A small personal story: Last week Boots the chemist rang through to my home that antibiotics for my bedbound mother were ready for delivery. As sometimes the way, I would be out with shopping and other business over some of the following two days. An older mind like my mother’s might imagine a note for the driver to call at one of the times I would be in would suffice. Not so fast. As soon as medications are ready, all is passed on to the computer which works out the route(s) the drivers have to follow. Delivery times are set as 8-1 or 1-6, and no further detail can be guaranteed.

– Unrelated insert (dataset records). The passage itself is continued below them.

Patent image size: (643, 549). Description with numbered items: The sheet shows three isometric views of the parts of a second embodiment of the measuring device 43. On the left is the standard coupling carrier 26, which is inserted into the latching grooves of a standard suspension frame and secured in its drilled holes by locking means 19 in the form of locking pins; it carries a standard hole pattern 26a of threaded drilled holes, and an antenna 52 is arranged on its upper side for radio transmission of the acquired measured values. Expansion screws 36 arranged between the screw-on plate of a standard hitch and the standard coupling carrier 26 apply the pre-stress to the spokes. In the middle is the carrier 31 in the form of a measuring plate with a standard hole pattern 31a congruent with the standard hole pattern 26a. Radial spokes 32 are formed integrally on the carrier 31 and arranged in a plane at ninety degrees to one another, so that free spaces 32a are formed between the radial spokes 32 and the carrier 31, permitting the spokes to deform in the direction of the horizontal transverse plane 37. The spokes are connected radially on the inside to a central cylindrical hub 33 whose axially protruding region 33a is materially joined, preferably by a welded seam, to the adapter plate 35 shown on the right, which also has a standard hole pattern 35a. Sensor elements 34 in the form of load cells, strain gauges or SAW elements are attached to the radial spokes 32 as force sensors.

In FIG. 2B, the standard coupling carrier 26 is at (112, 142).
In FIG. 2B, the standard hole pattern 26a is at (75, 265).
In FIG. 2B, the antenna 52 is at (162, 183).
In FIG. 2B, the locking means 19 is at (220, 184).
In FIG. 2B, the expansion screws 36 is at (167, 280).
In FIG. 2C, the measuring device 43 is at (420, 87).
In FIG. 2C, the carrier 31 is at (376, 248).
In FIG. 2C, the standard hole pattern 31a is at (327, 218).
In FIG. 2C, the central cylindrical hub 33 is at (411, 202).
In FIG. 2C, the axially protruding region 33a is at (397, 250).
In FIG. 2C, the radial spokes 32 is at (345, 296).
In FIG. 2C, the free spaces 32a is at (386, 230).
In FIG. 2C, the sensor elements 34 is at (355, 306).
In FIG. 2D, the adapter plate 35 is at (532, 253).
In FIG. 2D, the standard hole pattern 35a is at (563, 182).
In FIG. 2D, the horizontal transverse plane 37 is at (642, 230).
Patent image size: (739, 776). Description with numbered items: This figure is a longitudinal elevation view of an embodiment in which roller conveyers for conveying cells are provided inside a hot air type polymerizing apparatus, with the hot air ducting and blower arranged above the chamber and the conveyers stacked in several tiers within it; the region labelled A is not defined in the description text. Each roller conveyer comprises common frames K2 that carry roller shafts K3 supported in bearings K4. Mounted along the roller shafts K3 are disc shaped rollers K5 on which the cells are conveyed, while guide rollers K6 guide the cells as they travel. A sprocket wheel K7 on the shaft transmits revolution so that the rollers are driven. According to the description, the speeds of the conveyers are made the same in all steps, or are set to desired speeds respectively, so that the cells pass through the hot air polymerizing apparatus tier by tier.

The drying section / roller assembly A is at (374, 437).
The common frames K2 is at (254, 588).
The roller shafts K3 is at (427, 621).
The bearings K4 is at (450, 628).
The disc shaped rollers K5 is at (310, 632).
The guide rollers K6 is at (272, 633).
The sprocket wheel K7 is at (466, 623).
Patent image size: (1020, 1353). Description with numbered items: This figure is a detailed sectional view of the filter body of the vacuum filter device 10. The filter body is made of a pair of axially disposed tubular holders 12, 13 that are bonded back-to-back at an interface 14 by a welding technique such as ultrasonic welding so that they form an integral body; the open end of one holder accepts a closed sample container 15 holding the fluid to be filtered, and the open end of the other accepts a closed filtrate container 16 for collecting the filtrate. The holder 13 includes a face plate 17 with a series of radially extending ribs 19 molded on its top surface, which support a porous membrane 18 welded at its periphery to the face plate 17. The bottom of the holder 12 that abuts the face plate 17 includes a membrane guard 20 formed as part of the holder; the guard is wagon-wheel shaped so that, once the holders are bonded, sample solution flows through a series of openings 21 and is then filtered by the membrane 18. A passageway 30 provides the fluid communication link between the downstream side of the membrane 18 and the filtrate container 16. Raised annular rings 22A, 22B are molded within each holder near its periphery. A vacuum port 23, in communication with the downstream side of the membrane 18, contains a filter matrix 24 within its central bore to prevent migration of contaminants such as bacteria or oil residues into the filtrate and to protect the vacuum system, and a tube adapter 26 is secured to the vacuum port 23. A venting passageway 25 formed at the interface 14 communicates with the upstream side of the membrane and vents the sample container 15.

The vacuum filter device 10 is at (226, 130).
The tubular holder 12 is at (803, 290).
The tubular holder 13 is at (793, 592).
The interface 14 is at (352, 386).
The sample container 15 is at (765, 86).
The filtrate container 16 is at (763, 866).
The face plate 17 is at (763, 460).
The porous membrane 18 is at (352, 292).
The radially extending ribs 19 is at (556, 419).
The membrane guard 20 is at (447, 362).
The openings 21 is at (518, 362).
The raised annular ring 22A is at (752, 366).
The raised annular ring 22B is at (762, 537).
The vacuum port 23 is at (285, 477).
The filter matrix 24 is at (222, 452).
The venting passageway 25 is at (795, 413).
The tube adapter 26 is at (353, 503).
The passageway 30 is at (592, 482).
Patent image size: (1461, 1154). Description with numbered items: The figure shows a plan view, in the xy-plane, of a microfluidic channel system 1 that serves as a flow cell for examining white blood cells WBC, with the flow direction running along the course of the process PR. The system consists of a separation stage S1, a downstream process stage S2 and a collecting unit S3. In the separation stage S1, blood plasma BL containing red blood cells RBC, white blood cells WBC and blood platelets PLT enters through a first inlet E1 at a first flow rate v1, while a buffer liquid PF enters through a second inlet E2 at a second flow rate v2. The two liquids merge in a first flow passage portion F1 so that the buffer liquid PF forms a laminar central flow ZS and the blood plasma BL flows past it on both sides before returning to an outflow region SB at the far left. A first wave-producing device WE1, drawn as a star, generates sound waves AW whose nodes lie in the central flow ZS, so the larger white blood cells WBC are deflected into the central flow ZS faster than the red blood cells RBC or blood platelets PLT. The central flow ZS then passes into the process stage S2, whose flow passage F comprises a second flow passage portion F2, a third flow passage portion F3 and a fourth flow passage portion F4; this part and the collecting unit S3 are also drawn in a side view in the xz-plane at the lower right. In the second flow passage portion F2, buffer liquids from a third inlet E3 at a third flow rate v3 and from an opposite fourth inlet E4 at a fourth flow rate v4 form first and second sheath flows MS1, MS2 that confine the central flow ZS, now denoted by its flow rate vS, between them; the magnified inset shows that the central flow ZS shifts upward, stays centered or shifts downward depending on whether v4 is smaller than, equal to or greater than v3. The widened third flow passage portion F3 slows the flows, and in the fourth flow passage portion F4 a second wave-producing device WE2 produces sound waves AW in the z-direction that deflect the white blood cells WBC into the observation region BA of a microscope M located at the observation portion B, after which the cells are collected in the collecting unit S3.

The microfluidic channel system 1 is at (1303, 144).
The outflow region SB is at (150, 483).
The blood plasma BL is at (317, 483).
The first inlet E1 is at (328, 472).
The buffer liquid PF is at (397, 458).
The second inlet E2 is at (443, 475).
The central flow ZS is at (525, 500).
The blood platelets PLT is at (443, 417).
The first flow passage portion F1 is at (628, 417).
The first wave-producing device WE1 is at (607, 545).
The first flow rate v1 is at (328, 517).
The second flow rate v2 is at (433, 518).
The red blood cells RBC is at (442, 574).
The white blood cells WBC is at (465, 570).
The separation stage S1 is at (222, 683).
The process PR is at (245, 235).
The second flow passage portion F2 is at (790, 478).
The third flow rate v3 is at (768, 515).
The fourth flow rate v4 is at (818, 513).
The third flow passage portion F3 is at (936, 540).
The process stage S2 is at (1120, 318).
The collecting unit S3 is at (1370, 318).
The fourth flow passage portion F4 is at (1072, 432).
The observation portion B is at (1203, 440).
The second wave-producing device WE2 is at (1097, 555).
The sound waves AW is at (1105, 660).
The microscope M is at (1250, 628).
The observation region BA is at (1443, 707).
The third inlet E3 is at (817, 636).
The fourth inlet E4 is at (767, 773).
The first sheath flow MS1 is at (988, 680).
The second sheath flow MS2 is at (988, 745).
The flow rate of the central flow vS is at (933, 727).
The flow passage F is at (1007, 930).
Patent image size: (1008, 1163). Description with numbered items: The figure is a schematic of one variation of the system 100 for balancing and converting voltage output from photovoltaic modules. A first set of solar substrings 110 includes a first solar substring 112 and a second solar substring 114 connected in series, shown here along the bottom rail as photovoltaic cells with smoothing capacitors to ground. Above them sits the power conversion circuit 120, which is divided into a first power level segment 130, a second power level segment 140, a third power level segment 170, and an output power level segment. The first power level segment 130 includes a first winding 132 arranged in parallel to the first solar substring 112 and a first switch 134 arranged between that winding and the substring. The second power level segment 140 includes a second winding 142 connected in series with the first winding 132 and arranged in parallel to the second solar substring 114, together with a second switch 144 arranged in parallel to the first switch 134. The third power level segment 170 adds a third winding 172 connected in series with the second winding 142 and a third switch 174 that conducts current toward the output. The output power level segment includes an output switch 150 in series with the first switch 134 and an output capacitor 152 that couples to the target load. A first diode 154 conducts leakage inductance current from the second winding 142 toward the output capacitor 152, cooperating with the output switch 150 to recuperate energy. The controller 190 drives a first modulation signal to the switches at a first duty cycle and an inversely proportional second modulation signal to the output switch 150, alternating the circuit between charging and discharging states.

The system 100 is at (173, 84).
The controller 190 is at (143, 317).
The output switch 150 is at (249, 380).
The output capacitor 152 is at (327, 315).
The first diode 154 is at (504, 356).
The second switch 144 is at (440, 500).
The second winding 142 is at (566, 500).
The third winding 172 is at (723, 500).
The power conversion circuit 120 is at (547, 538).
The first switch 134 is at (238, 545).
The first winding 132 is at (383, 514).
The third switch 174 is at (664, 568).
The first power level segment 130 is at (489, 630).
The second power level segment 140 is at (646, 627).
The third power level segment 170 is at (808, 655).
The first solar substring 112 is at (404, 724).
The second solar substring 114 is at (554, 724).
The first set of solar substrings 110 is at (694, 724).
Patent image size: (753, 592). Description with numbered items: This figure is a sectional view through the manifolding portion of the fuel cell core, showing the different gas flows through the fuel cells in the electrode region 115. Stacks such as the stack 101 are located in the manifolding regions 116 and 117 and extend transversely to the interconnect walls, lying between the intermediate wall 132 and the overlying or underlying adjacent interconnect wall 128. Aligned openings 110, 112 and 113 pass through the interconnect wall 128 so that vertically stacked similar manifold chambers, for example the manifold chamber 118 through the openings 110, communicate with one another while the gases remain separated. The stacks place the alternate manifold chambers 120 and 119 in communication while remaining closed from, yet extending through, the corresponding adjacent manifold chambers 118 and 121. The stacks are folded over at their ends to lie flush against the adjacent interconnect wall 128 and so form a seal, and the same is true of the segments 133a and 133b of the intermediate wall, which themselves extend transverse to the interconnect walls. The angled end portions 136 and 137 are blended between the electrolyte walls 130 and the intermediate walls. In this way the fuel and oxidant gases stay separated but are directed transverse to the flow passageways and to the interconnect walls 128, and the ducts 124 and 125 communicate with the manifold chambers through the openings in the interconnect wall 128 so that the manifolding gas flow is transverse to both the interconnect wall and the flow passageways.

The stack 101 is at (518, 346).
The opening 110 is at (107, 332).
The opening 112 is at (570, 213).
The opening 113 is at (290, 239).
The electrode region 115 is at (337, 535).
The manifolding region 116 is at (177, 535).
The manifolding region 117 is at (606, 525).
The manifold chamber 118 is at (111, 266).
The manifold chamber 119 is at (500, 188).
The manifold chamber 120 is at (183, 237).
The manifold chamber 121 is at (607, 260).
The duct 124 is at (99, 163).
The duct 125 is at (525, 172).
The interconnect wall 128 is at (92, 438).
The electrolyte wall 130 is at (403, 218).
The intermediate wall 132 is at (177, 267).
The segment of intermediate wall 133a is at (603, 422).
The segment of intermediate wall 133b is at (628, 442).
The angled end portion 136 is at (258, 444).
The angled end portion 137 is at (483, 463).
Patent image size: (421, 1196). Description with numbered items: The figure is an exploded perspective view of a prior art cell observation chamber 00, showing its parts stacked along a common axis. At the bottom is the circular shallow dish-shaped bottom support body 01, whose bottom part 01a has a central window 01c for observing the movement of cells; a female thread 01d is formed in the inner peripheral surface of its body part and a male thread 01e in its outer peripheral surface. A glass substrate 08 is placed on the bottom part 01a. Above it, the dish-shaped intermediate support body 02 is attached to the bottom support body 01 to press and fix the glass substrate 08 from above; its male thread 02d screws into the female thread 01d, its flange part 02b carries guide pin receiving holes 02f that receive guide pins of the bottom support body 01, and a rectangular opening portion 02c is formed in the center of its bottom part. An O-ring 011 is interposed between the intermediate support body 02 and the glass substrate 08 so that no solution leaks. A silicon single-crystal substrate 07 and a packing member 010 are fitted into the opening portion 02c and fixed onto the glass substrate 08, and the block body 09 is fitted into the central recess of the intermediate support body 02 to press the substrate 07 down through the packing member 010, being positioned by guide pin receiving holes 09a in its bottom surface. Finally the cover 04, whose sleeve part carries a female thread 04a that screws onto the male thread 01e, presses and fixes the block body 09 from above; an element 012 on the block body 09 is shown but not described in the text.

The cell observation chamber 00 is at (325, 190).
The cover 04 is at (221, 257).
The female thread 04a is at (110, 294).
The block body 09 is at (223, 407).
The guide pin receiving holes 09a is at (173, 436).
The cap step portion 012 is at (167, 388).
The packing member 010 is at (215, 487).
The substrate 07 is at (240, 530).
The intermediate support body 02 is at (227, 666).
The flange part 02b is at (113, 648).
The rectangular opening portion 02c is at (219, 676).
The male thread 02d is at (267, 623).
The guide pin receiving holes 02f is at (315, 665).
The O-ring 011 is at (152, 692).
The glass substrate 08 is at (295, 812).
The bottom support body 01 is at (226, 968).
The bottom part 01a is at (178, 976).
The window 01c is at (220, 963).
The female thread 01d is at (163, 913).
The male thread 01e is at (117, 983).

In the event, this particular little saga turned out well, but it does illustrate the inflexibility that comes with systems used by organisations of all kinds. If I ask a human being to make a special arrangement, she may well oblige. If I ask a machine it won’t recognise the request without extra subroutines in its program. We are used to government IT schemes running into trouble, but one finds the rigidity of machine systems across all types of business, including ones with a good reputation like Boots (a private sector business; with, of course, shares quoted on the Stock Exchange to make it a ‘public’ company). Meanwhile, Volkswagen (a business with a foot in both public and private camps) have just shown us that special arrangements via computer program can be a real hazard – after all, would a human being dare offer so much?

Just a thought: should we care less about whether activities and organisations are ‘public’ or ‘private’, especially bearing in mind the complexities of defining either of those terms, and more about how we deal with large institutions and their computer systems?